Une ombre glacée passa sur le visage du borgne: la masse énorme du cargo, sa coque d’acier qui perfore la cloison, la voie d’eau, Marco expulsé de sa couchette, écrasé, broyé par le rouleau compresseur, aspiré, l’instant de panique dans la cabine inondée, le froid, le monstre qui n’en finit pas de mâcher sa pauvre coque de noix, ses derniers gestes de survie, sa dernière pensée… Un cargo l’avait envoyé par le fond, aux bulots, comme dans ses pires cauchemars.

— Tout a dû se passer très vite, renchérit l’employé comme s’il devinait ses pensées macabres.

— Il vaudrait mieux pour lui, oui…

Dents serrées, cœur bouilli, Mc Cash était toujours sous le choc.

— Oui, c’est triste, compatit Barbe-Rousse. Je ne connaissais pas beaucoup Kerouan mais je le croisais de temps en temps sur les quais.
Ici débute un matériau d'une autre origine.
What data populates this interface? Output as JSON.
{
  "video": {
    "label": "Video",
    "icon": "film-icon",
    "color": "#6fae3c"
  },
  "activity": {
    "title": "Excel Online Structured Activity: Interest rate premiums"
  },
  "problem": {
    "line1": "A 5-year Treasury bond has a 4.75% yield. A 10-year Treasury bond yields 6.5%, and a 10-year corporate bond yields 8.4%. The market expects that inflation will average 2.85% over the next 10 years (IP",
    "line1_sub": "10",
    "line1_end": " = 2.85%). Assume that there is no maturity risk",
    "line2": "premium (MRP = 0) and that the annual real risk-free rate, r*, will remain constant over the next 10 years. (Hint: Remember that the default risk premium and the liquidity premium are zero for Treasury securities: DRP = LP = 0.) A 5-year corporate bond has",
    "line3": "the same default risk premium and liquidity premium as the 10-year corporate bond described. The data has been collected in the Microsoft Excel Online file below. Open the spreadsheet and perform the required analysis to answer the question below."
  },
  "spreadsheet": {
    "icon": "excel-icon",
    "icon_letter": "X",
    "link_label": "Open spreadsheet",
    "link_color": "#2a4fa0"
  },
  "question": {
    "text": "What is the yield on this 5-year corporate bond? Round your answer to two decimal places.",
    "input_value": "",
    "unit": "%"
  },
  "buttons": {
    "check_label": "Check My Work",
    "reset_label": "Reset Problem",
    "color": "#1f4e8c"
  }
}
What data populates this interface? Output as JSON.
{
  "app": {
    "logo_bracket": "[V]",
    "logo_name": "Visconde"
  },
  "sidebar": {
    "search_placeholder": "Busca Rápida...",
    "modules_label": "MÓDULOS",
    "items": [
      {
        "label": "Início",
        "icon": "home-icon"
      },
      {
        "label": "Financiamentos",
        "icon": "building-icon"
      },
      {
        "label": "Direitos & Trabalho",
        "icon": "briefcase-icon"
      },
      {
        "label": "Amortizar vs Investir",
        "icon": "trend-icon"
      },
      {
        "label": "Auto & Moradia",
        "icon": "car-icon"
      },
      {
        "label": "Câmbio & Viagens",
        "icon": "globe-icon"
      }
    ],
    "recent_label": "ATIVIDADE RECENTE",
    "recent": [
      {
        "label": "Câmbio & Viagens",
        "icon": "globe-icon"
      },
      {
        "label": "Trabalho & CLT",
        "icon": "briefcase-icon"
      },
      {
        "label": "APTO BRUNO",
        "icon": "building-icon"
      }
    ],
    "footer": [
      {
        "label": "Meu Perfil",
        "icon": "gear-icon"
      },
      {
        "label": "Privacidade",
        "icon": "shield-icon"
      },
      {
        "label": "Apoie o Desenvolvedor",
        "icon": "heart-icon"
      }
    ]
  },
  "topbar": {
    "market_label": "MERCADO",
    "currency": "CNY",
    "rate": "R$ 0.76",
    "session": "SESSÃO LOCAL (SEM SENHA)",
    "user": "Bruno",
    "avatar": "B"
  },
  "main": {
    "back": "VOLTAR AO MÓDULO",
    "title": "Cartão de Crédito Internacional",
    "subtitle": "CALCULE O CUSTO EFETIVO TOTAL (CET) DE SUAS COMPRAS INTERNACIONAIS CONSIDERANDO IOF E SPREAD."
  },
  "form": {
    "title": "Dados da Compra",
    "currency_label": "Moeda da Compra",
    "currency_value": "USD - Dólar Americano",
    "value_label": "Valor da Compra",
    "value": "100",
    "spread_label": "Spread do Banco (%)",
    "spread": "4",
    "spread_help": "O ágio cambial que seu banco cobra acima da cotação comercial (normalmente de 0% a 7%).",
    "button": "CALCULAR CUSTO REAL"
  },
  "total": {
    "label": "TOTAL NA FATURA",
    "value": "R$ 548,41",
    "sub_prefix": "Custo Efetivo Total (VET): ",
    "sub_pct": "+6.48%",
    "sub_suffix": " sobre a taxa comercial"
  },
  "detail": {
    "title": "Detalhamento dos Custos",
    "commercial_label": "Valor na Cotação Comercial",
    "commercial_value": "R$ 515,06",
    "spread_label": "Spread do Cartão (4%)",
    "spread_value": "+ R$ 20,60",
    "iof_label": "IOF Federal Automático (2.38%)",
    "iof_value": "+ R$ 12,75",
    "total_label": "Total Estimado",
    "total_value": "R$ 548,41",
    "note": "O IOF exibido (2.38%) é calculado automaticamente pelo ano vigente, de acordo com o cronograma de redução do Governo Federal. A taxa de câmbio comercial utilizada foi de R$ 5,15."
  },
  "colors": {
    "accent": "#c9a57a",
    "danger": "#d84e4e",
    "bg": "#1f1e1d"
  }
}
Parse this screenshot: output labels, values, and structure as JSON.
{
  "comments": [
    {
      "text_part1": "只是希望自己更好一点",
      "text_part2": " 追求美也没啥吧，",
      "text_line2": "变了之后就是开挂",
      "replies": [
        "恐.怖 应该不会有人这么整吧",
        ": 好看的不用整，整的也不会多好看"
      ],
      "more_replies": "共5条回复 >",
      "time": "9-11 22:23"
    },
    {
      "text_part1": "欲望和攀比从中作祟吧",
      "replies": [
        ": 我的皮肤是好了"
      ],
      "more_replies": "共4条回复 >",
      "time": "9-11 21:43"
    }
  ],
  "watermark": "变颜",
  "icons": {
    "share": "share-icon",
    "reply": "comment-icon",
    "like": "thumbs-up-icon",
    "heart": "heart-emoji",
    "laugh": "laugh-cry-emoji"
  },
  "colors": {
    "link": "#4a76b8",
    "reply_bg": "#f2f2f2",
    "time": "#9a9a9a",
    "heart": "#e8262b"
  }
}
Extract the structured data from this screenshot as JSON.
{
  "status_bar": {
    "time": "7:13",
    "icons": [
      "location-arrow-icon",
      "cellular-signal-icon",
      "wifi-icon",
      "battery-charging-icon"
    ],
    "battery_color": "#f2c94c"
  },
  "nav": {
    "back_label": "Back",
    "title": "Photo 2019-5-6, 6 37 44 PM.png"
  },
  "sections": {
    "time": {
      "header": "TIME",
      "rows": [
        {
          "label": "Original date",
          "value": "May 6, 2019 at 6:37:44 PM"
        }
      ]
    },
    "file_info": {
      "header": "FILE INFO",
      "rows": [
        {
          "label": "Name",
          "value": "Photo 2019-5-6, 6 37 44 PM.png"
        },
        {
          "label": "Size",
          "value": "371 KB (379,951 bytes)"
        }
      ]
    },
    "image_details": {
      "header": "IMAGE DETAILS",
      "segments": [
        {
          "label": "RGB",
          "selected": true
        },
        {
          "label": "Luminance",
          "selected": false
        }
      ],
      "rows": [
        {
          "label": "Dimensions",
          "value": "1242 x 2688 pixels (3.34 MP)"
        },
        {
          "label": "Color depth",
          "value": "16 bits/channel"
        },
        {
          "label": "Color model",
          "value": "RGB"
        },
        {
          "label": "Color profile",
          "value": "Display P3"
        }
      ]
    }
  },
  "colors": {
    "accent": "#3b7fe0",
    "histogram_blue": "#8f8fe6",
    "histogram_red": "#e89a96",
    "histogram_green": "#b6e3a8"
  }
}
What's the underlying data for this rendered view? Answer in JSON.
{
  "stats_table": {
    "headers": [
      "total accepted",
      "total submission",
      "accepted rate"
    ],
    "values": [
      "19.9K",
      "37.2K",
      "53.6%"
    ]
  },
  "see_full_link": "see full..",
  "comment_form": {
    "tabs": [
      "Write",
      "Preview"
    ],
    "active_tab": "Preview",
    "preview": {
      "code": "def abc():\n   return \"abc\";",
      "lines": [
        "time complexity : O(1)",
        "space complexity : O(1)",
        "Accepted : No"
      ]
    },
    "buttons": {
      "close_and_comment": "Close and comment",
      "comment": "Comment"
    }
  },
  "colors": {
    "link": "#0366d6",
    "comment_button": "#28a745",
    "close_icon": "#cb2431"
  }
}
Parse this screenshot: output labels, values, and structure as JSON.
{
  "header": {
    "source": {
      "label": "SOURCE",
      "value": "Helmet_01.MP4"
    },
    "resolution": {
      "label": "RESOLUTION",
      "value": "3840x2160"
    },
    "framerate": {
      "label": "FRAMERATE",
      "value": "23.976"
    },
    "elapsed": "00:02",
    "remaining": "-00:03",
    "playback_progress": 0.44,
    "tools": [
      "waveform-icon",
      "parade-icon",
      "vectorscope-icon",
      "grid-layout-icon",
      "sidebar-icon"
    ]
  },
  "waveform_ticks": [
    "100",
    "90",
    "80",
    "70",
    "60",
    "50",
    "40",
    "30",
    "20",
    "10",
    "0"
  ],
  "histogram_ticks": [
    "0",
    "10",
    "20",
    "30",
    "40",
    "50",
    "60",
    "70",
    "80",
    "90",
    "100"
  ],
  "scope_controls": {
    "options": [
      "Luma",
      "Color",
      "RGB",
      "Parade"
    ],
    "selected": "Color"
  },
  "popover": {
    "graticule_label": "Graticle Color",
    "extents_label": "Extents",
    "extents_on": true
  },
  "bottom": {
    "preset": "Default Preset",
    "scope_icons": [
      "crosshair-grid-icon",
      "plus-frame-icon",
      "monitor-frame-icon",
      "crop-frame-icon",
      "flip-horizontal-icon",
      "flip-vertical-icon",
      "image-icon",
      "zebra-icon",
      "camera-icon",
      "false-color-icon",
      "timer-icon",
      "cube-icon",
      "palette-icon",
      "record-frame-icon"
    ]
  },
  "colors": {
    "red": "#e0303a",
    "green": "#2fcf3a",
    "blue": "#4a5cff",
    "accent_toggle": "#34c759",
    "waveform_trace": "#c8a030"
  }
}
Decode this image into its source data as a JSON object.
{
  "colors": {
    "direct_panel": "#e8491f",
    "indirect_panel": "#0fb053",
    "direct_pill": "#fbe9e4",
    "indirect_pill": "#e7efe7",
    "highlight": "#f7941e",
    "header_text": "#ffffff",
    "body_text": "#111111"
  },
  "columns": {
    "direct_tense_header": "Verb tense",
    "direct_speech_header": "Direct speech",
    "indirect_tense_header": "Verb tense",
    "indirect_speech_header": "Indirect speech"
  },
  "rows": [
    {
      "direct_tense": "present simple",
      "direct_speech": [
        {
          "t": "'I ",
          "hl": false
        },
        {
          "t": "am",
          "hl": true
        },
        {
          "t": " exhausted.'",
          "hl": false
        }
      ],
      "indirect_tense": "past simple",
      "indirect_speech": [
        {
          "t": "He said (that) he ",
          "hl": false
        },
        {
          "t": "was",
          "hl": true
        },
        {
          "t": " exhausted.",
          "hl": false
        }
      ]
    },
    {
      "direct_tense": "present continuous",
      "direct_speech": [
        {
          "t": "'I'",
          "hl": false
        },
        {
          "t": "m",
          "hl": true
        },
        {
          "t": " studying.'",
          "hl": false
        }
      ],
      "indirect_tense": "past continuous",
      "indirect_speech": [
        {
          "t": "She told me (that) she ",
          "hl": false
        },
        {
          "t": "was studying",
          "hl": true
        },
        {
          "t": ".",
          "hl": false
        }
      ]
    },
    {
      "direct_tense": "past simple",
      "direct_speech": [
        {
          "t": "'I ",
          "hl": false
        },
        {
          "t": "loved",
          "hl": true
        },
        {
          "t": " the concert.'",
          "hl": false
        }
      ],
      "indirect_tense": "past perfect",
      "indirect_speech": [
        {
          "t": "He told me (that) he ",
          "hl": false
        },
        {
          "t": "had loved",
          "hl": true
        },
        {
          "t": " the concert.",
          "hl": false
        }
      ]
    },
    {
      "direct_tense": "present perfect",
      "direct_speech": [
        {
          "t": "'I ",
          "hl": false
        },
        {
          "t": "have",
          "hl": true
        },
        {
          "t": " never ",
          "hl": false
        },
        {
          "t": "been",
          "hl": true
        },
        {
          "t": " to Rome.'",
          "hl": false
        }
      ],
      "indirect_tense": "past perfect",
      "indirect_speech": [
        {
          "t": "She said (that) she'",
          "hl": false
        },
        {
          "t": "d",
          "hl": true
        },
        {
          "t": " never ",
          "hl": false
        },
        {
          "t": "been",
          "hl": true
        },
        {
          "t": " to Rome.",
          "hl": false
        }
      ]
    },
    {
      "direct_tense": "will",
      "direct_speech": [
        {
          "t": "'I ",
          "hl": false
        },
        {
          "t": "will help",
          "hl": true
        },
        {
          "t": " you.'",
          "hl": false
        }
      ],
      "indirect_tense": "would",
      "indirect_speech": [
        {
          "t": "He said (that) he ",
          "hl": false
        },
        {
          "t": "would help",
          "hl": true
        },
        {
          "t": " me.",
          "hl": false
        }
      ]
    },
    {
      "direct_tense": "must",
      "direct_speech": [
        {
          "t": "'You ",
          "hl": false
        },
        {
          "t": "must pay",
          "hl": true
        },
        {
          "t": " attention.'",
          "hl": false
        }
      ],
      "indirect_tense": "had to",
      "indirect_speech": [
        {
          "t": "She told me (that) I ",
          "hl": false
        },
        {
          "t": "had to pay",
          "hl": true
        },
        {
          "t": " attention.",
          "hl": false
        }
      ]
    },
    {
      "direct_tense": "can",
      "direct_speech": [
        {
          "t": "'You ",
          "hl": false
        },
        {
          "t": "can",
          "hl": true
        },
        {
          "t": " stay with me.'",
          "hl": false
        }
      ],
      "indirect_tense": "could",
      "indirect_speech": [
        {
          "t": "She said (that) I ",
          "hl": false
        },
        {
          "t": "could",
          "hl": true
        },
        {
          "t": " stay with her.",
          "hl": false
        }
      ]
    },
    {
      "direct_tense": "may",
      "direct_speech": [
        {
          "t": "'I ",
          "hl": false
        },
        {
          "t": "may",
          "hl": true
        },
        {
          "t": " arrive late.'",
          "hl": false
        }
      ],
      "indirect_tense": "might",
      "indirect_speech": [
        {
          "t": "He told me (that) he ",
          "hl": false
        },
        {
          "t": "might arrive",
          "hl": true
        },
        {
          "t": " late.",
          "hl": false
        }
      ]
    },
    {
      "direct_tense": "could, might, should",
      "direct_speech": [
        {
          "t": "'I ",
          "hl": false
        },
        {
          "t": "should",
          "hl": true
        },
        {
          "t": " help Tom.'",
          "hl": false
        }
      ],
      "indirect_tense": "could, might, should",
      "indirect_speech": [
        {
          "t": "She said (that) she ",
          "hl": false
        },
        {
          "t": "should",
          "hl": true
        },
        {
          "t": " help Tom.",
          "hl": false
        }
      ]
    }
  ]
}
Il avait son bateau au ponton, comme je vous ai dit. Un gars qui disparaît en mer, c’est toujours moche, surtout pour la famille. Il avait une femme et une gamine de quatre ans; si c’est pas malheureux…

Mc Cash resta de marbre. Il ne savait pas que Marco s’était marié, qu’il avait un enfant. Trop d’années sans se voir.

— Le navire qui l’a percuté ne s’est pas dérouté? demanda-t-il.

L’autre hocha la tête en prenant un air inspiré.

— Au jour d’aujourd’hui, la collision n’est qu’une hypothèse. Et puis vous savez, la plupart des cargos ne se rendent même pas compte qu’ils ont percuté quelque chose; épaves, baleines, c’est pas ça qui manque dans la mer. Dans le cas où ils auraient vu le voilier, le capitaine l’aurait signalé par radio et dépêché des secours: c’est une loi maritime de base.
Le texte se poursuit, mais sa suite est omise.